A parere dell’Autorità, infine, mediante i citati servizi, Facebook avrebbe trattato una serie di dati personali, alcuni dei quali potenzialmente “idonei a rivelare le opinioni politiche” degli utenti-cittadini italiani, e quindi “dati sensibili”. Tali possono ritenersi, in particolare, le condivisioni degli utenti relative all’ essersi recati o meno alle urne e le ulteriori, eventuali dichiarazioni a favore del voto (entrambe rimaste visibili sulla piattaforma, ancorché asseritamente non monitorate da Facebook). Rilevanti appaiono anche, benché idonei a fornire indicazioni meno univoche in ordine alle opinioni politiche dell’interessato, i dati inerenti la consultazione dei profili dei candidati, in prossimità delle elezioni.

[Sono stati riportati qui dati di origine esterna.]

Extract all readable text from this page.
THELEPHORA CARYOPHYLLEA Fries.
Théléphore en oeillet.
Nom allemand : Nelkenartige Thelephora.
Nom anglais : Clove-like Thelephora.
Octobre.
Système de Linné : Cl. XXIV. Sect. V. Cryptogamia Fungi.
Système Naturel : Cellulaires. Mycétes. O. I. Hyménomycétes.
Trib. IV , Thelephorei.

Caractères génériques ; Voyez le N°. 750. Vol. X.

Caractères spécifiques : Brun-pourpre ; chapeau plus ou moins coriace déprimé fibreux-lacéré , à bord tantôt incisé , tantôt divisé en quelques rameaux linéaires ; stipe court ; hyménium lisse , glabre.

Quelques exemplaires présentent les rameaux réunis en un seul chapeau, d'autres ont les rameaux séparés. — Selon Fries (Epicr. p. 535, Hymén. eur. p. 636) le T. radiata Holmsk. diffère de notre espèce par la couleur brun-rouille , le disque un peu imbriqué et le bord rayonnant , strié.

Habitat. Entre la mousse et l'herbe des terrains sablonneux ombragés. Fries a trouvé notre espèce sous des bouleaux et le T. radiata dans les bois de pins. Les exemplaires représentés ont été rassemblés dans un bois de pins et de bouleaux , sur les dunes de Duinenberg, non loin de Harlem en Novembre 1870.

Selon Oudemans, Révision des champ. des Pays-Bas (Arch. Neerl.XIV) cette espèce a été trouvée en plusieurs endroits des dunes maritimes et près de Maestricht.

Il trattamento di dati personali così effettuato da Facebook durante la campagna elettorale per le elezioni politiche 2018 risulta quindi illegittimo.
Considerazioni finali
Come quasi sempre accade, siamo partiti da un indagine (quella condotta per il caso Cambridge Analytica) e ci siamo ritrovati a scoprire altre pratiche illegittime perpetrate a danno dei cittadini italiani. A parere di chi scrive, ciò è più che mai, ancora una volta, sintomo di un qualcosa ben più grande dei singoli fatti. E’ giustissimo proteggere i dati, è dovuto, è auspicabile…ma cosa ben più importante è l’attenzione che ogni singolo cittadino deve prestare ai propri dati e alla propria vita-online. E’ troppo semplice trattarla come merce di scambio per un servizio che gratis non è. Tocca a noi difendere i nostri diritti cercando di eliminare (o quantomeno di diminuire) il problema alla radice. E per far ciò dobbiamo essere consapevoli di ciò che accade. Studiando, informandosi, chiedendo. Lo dobbiamo a noi stessi per i nostri diritti e lo dobbiamo ai nostri figli, troppo spesso abbandonati a loro stessi nel mare del web, dietro uno schermo dai colori sgargianti come se fosse un attraente casinò pieno di luci, giochi e ballerine.